Xico Sá
E lá se foi o escritor e, de longe, o maior pesquisador da
sacanagem popular brasileira, o velho safado Liêdo Maranhão, 88, que morreu
nesta manhã no Recife, vítima de parada cardíaca – hospitalizado havia três
meses, resistira a um AVC e a uma queda que lascou seu fêmur.
Quando soube da notícia, a primeira imagem que me veio foi a
de Liêdo recitando Baudelaire, em francês, para a rafameia do Recife. Dizia na
língua do poeta e traduzia na sequência, verso a verso, para os feios, sujos e
malvados.
Dentista sem dente, como tratava da sua formação
profissional, Liêdo, nosso guru da Praça do Sebo e da cachaça nos derredores do
Mercado de São José, deixou livros, diários, pesquisas e um grande museu de
objetos e folhetos sobre tudo que é safadeza e fuleragem do Brasil.
De comida de pobre, receitas para tempos de guerra – vide o
mingau de cachorro – às aventuras na zona portuária do Recife, a opening city
dos mariners, como era chamada pelos gringos.

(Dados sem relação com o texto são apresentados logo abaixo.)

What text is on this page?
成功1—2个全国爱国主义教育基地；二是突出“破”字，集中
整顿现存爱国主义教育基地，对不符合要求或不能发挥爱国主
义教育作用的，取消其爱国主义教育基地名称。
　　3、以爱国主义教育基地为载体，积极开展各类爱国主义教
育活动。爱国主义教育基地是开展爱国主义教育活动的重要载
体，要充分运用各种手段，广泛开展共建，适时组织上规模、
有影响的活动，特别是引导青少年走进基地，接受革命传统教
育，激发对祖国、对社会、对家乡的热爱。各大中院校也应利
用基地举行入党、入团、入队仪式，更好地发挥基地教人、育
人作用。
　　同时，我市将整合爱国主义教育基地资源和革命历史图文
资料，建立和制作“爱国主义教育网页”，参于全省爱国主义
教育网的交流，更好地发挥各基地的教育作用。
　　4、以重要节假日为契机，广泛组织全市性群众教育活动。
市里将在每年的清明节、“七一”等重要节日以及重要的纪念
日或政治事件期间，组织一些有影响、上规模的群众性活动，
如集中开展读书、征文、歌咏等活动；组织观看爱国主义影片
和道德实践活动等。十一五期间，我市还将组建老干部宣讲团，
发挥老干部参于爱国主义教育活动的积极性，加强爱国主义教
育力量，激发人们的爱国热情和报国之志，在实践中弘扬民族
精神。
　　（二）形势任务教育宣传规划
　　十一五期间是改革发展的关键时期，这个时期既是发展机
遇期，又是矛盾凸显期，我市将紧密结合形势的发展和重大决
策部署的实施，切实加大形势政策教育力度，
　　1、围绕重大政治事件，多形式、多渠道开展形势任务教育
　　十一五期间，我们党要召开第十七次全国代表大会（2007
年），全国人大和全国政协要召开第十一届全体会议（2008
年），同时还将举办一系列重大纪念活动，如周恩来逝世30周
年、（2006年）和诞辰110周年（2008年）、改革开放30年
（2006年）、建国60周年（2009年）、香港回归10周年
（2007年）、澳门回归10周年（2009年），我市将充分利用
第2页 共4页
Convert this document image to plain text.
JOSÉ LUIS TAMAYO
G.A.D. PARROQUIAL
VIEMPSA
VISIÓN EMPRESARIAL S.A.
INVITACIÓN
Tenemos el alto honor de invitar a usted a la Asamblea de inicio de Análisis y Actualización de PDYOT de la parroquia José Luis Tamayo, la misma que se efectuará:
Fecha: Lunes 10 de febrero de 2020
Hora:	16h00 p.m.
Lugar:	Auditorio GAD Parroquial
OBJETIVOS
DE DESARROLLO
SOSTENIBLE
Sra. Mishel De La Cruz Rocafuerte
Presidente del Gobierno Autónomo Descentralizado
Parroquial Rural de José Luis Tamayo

Folclorista, antropólogo autodidata da poeira (povão no
Recife), apanhador de costumes… De um tudo Liêdo era chamado nas ruas e na
imprensa. Talvez o que mais gostasse, porém, fosse o tratamento recebido nos
bares do Mercado de São José: bucetólogo. De tanto estudar os órgãos sexuais na
visão da massa, mereceu a galhardia.
Futebol, sexo e religião – com mais sexo que os outros dois
itens – formavam a santíssima trindade das investigações nada teóricas do
mestre.
Liêdo estava para o Recife/Olinda como Joe Gould para Nova
York. Lembro dessa comparação da jornalista Silvia Bessa em texto exemplar na
revista Continuum (Itaú Cultural).
A diferença é que, com sua coleção de pesquisas e diários,
Liêdo concretizou o sonho que o americano não conseguiu realizar, lembrou
Silvia.
Conhecido boêmio da NY dos anos 1930 e 1940, Joe foi
personagem do livro “O Segredo de Joe Gould”, de Joseph Mitchell (Companhia das
Letras).
A utopia do boêmio e sem-teto Joe, no seu mergulho no
submundo das ruas, era chegar ao que chamava de “a maior e mais importante
história oral da humanidade”.
Liêdo deixa essa saga que o velho Joe tentou lindamente
construir.
Para findar a louvação, um caso real de Liêdo Maranhão
narrado a este cronista por Moema Cavalcanti – sim, a autora das capas de
livros mais bonitas do país.
Liêdo, tarado por carnaval, aceitou um trato com a mulher,
uma valente espanhola: não iria, pela primeira vez na vida, se esbaldar na
sacanagem momesca. Tudo certo. Por um milagre, ele conseguiu cumprir a
promessa.
Na Quarta de Cinzas, foi cobrar a recompensa. No que a
mulher, braba que nem siri na lata, se esquivara. Revoltado, Liêdo bradou:
“Olhe, só existem duas coisas na vida com as quais não se brinca
de jeito nenhum: cu e arma de fogo!”
A esposa havia prometido, obviamente, um prêmio em sexo anal
pelo bom comportamento do marido no período carnavalesco. Desde então a frase
“com cu e arma de fogo não se brinca” é um clássico popular no Nordeste.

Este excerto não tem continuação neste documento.